Sound concrete finishing practices and using the right tools make all the difference, says Bouknight. He recommends having your machines serviced at least three times a year and to make sure everything is balanced. “Maintenance and cleanliness of equipment is very important to a successful job,” he stresses.
Machinery on the horizon
Matt Casto, vice president of technical services for Bomanite Corp. in California, says the mottled look has become more prevalent with the introduction of polymer-modified micro-toppings. “The thinness of the material has made it very cost effective to blend colors together,” he says. “You can put down two to three colors quickly and mottle them together by dragging them on, brushing them on or spraying them on.” And now there’s another option: you can “HoverTrowel” them.
Makers of HoverTrowel, a pneumatic-driven power trowel initially developed to finish decorative aggregate epoxy floors, are working with a number of manufacturers to establish a niche in this market with accessories and modifications designed specifically for overlayments. Industry experts are experimenting with various RPM and torque-load motors with weights to determine the optimum method and timing for these polymer-modified applications.
According to Drew Fagley, president of HoverTrowel Inc., this power trowel can be used in lieu of hand troweling or on occasion in place of conventional trowels. “The resulting finish is consistently uniform and flat,” he says.
Fagley sees the machine as a big plus when hard troweling multiple colors into a surface. Conventional power trowels are too heavy for some surfaces or don’t achieve the desired effect, he says, so crews currently finish the job by hand.
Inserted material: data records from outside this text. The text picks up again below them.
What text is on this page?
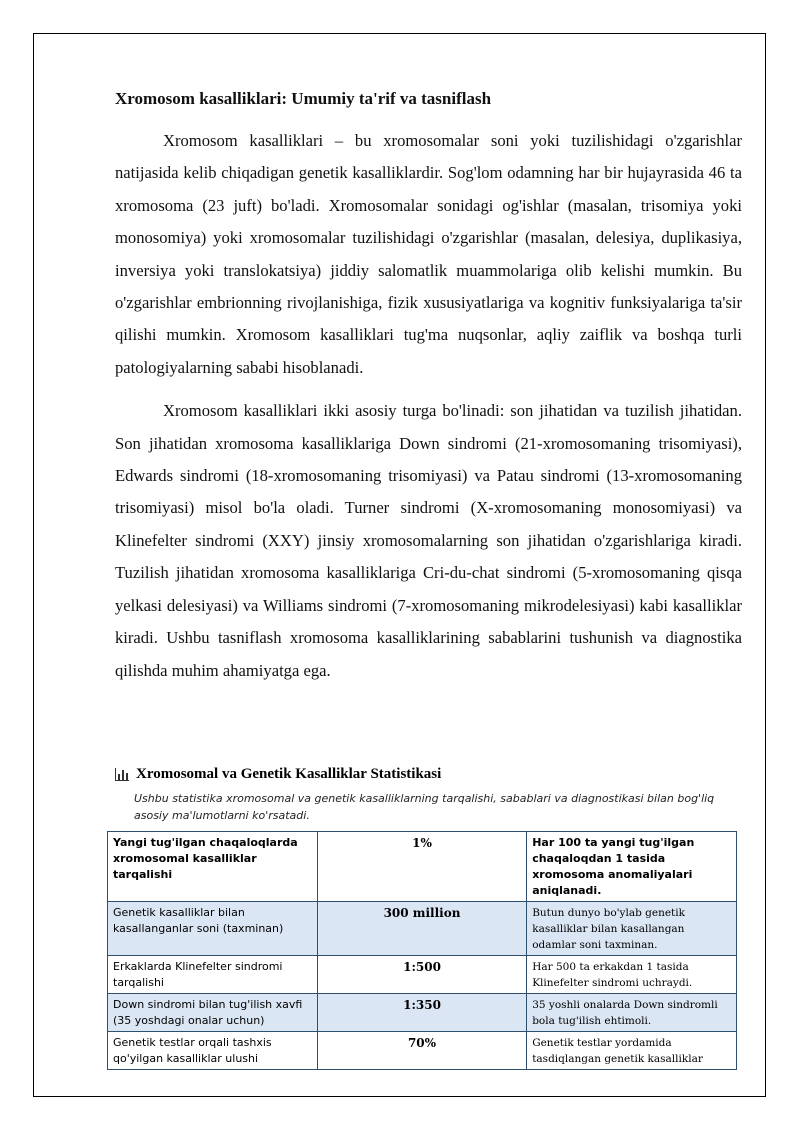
Xromosom kasalliklari: Umumiy ta'rif va tasniflash

Xromosom kasalliklari – bu xromosomalar soni yoki tuzilishidagi o'zgarishlar natijasida kelib chiqadigan genetik kasalliklardir. Sog'lom odamning har bir hujayrasida 46 ta xromosoma (23 juft) bo'ladi. Xromosomalar sonidagi og'ishlar (masalan, trisomiya yoki monosomiya) yoki xromosomalar tuzilishidagi o'zgarishlar (masalan, delesiya, duplikasiya, inversiya yoki translokatsiya) jiddiy salomatlik muammolariga olib kelishi mumkin. Bu o'zgarishlar embrionning rivojlanishiga, fizik xususiyatlariga va kognitiv funksiyalariga ta'sir qilishi mumkin. Xromosom kasalliklari tug'ma nuqsonlar, aqliy zaiflik va boshqa turli patologiyalarning sababi hisoblanadi.

Xromosom kasalliklari ikki asosiy turga bo'linadi: son jihatidan va tuzilish jihatidan. Son jihatidan xromosoma kasalliklariga Down sindromi (21-xromosomaning trisomiyasi), Edwards sindromi (18-xromosomaning trisomiyasi) va Patau sindromi (13-xromosomaning trisomiyasi) misol bo'la oladi. Turner sindromi (X-xromosomaning monosomiyasi) va Klinefelter sindromi (XXY) jinsiy xromosomalarning son jihatidan o'zgarishlariga kiradi. Tuzilish jihatidan xromosoma kasalliklariga Cri-du-chat sindromi (5-xromosomaning qisqa yelkasi delesiyasi) va Williams sindromi (7-xromosomaning mikrodelesiyasi) kabi kasalliklar kiradi. Ushbu tasniflash xromosoma kasalliklarining sabablarini tushunish va diagnostika qilishda muhim ahamiyatga ega.

Xromosomal va Genetik Kasalliklar Statistikasi

Ushbu statistika xromosomal va genetik kasalliklarning tarqalishi, sabablari va diagnostikasi bilan bog'liq asosiy ma'lumotlarni ko'rsatadi.

Yangi tug'ilgan chaqaloqlarda xromosomal kasalliklar tarqalishi	1%	Har 100 ta yangi tug'ilgan chaqaloqdan 1 tasida xromosoma anomaliyalari aniqlanadi.
Genetik kasalliklar bilan kasallanganlar soni (taxminan)	300 million	Butun dunyo bo'ylab genetik kasalliklar bilan kasallangan odamlar soni taxminan.
Erkaklarda Klinefelter sindromi tarqalishi	1:500	Har 500 ta erkakdan 1 tasida Klinefelter sindromi uchraydi.
Down sindromi bilan tug'ilish xavfi (35 yoshdagi onalar uchun)	1:350	35 yoshli onalarda Down sindromli bola tug'ilish ehtimoli.
Genetik testlar orqali tashxis qo'yilgan kasalliklar ulushi	70%	Genetik testlar yordamida tasdiqlangan genetik kasalliklar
It’s in these instances that the lightweight HoverTrowel is finding success. The machine can be used effectively to hard trowel in colors, thus reducing manpower and finishing time. “Instead of six guys going out with kneeboards, we can outfit an operator and a support man with float shoes we call slides — which are basically kneeboards for your feet.”
Various types of motors are available to supply different torque loads for the more resin rich systems as well as today’s newer polymer toppings. Additional weight, in 2 pound increments up to 22 pounds, can be added to further fine tune the trowel’s performance.
In addition to the standard tool — steel blades, stainless-steel and composite blades are available — as well as various float blades made of mahogany, magnesium, aluminum or laminated resin-to eliminate unsightly burnishing marks and to produce various finishes.
“About the only thing you can’t change about the HoverTrowel are the results,” Fagley says with a laugh. It has an extension handle that doubles its length in six-inch increments. Two different diameter guards are available to complement the multiple blade and float sizes. And soon a four-cycle retrofit motor will be on the market.
“We’ve played around with the HoverTrowel and I believe that it’s going to be a good tool to burnish micro toppings with,” says Bomanite’s Casto. “It’s lightweight and has the ability to get onto that material quickly.”